Sales of existing homes in Canada are rebounding, with a number of major cities posting double-digit increases in the number of homes that changed hands in August compared to a year ago.
The Toronto area saw a 21-per-cent rise in sales over the Multiple Listing Service last month. Vancouver’s local real estate board reported a 52.5 per cent year-over-year jump in sales, and Calgary posted a 27.5-per-cent increase. Bank of Montreal economist Sal Guatieri notes that Victoria’s home sales came in 20.7 per cent higher than a year earlier, and Edmonton’s 9.9 per cent.
The numbers suggest that the housing market is strengthening in the wake of a protracted slump.
All told, “Canadian existing home sales could climb around 10 per cent year-over-year with average prices rising about 7 per cent year-over-year (pulled up by the sharp sales rebound in pricey Vancouver),” Mr. Guatieri wrote in a research note.
“After last year’s plunge in response to tighter mortgage rules, home sales have stabilized near normal levels and prices are rising moderately in most regions – a near perfect soft landing with shades of taking flight again,” he wrote.
It was in July of 2012 that Finance Minister Jim Flaherty tightened the mortgage insurance rules, including cutting the maximum amortization of an insured mortgage to 25 years from 30, which led to a steep slump in sales. Sales were lower at this time last year as a result, and that’s helping to make the current year-over-year gains look larger.
“August last year was a low point, so the year-over-year comparisons look larger,” said Royal Bank of Canada economist Robert Hogue. He’s waiting for numbers that the Canadian Real Estate Association will report later this month to see how sales are doing on a month-to-month after being adjusted for seasonal trends.
But economists agree that the data is pointing to a market that is rebounding from a lengthy slide.
Canadian Imperial Bank of Commerce economist Benjamin Tal said he had been expecting strong August numbers, not only because sales were weak in August 2012, but also because he says home buyers have been rushing into the market to beat mortgage-rate increases.
“But, even without those factors, my sense is that activity is too strong for the liking of policy makers,” Mr. Tal says.

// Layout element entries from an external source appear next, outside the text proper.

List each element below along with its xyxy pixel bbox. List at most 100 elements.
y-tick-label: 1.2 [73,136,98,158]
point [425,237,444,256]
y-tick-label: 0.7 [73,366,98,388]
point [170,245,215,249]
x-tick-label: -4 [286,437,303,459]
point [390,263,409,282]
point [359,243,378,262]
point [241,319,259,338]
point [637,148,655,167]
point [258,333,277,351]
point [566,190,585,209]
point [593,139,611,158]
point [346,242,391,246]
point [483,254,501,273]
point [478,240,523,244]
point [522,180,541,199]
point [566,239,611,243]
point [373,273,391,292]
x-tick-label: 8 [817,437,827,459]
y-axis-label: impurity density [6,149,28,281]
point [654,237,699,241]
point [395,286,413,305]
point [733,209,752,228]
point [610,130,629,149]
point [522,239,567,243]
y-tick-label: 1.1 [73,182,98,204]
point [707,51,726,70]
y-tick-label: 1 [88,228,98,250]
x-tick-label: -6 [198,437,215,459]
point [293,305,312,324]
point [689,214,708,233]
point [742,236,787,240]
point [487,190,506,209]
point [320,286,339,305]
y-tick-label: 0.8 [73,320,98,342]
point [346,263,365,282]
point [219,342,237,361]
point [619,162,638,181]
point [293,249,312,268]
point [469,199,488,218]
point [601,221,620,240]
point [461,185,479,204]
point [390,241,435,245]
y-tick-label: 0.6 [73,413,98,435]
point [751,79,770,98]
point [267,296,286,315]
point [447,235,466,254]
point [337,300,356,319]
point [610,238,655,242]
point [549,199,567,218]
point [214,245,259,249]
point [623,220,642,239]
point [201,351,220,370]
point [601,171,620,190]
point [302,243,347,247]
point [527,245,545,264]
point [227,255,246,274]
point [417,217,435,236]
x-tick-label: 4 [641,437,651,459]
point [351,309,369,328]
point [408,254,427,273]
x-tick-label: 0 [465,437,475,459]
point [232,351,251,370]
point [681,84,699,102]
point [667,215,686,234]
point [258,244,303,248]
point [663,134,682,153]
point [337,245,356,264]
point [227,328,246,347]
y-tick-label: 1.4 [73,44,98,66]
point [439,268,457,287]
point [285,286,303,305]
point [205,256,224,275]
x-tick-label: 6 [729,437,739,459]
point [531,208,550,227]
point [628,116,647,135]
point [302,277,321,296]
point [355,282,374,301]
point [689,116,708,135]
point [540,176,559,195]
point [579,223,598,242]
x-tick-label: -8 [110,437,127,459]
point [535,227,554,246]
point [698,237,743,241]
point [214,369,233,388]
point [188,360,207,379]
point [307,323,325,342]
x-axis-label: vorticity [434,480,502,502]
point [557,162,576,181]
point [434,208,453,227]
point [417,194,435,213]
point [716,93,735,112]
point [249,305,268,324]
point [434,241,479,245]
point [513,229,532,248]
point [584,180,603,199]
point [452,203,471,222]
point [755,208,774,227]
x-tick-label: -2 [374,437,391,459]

Even sales of existing condos in Toronto’s downtown core, one of the markets in the country that economists and policy makers have been most concerned about, rose 21.4 per cent in August compared to a year earlier. Those condos changed hands over the Multiple Listing Service in the face of a large number of newly constructed residential towers that are coming on stream. And their average selling price on the MLS was $357,572, 2.3 per cent higher than a year ago.
The average selling price for all types of homes in the Toronto area was $503,094, up almost 5.5 per cent from a year ago. The MLS Home Price Index, which seeks to account for any changes in the mix of homes that are selling, was up by 3.7 per cent.
Canada’s banking regulator, the Office of the Superintendent of Financial Institutions, is in the midst of a lengthy review of the mortgage market, and is considering tightening the rules for lenders.